In order to address wealthy controllers of transnational criminal networks in the wildtrade and illegal logging industries, resources urgently need to be shifted towards the development of investigative capacity focused on anti-corruption and anti-money laundering, the United Nations Office on Drugs and Crime says on their website today.

The UNODC has made the statement to coincide with the release of  a new study which details the findings in the Assessment on the criminal justice response to wildlife and forest crime in Lao PDR.

The study highlights that some progress to tackle wildlife and forest crimes has been made in Lao PDR.

“However, the capacity to conduct investigations on the most serious and transnational offences remain remarkably low. Some factors impeding successful investigation, as identified in the study, include blurred definitions of the main offences, limited investigative capacity and poor coordination among law enforcement agencies,” the UNODC statement says.
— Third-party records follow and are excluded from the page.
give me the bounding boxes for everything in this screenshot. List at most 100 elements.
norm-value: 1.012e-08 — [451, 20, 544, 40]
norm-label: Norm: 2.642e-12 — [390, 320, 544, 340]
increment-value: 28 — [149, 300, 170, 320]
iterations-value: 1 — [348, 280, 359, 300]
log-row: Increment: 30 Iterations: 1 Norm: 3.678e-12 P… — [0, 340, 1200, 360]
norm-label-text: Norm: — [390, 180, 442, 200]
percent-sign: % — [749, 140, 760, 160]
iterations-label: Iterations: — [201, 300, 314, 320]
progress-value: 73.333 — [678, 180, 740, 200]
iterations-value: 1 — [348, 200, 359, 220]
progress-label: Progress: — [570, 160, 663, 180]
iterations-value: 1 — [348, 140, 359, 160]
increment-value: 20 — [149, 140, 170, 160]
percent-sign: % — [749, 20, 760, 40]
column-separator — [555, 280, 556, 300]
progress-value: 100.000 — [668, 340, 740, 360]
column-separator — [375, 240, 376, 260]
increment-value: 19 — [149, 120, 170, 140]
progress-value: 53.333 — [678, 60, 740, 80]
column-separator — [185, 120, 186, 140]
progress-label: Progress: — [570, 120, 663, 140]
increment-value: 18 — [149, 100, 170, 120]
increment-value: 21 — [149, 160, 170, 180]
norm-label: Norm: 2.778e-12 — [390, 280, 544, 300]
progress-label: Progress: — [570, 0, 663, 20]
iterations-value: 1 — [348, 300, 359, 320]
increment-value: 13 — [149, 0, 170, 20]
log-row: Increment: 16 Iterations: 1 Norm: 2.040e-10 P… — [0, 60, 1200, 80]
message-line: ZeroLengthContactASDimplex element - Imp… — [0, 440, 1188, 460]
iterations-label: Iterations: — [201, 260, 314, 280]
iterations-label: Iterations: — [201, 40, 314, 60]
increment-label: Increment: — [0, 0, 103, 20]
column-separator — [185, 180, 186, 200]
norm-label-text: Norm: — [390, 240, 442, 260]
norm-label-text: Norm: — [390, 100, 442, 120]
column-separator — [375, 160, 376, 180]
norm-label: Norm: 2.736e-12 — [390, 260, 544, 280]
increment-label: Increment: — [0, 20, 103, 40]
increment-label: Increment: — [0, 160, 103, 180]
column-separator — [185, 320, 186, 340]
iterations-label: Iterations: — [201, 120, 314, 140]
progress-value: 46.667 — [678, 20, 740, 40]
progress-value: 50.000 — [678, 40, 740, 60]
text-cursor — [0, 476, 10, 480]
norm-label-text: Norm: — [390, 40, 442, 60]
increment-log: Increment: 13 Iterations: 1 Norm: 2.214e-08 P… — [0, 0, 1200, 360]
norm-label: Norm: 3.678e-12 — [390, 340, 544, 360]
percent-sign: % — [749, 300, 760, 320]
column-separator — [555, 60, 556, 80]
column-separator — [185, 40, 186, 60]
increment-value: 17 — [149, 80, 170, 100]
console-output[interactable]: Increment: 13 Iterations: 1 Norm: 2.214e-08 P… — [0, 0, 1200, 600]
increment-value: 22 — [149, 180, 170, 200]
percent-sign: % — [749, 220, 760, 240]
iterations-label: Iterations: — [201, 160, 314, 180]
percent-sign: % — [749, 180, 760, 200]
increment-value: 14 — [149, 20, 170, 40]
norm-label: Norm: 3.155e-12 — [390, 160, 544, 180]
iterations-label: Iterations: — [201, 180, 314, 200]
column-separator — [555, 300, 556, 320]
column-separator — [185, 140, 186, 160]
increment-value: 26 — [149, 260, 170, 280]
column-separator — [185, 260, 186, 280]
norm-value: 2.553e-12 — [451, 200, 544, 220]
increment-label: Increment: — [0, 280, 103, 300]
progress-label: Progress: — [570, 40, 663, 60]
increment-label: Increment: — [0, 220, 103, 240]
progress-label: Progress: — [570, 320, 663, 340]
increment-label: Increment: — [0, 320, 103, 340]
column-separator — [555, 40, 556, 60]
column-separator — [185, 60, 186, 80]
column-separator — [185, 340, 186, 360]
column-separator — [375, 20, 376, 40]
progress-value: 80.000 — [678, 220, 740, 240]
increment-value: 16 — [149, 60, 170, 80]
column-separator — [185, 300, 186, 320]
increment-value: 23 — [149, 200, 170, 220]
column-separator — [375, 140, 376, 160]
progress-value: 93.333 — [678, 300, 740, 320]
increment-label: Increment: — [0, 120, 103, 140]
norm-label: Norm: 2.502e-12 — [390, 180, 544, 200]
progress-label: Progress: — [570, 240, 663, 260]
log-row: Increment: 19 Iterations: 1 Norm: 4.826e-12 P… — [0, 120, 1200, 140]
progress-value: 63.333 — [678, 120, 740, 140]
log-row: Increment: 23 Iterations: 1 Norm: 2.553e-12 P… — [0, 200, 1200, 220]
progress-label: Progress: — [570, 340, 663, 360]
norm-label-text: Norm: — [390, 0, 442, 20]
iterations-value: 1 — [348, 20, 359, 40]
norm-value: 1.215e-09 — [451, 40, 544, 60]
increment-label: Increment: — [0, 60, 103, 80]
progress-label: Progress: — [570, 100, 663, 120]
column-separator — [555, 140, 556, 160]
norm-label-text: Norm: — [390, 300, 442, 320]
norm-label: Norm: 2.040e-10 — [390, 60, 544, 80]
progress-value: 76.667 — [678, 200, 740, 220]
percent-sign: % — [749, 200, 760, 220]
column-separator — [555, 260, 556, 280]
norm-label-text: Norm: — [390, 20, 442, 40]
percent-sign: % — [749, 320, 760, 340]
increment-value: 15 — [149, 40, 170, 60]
“Despite the visibly organized and transnational nature of crimes such as illegal timber trade and wildlife trafficking, the key offenders enjoy a high level of impunity also because of their links to corrupt officials,”  the Deputy Prosecutor General of Lao PDR, He Langsy Sybounheuang says.

The Deputy Prosecutor General of Lao PDR also stressed that the number of cases related to environmental crimes that are brought to justice is still very limited.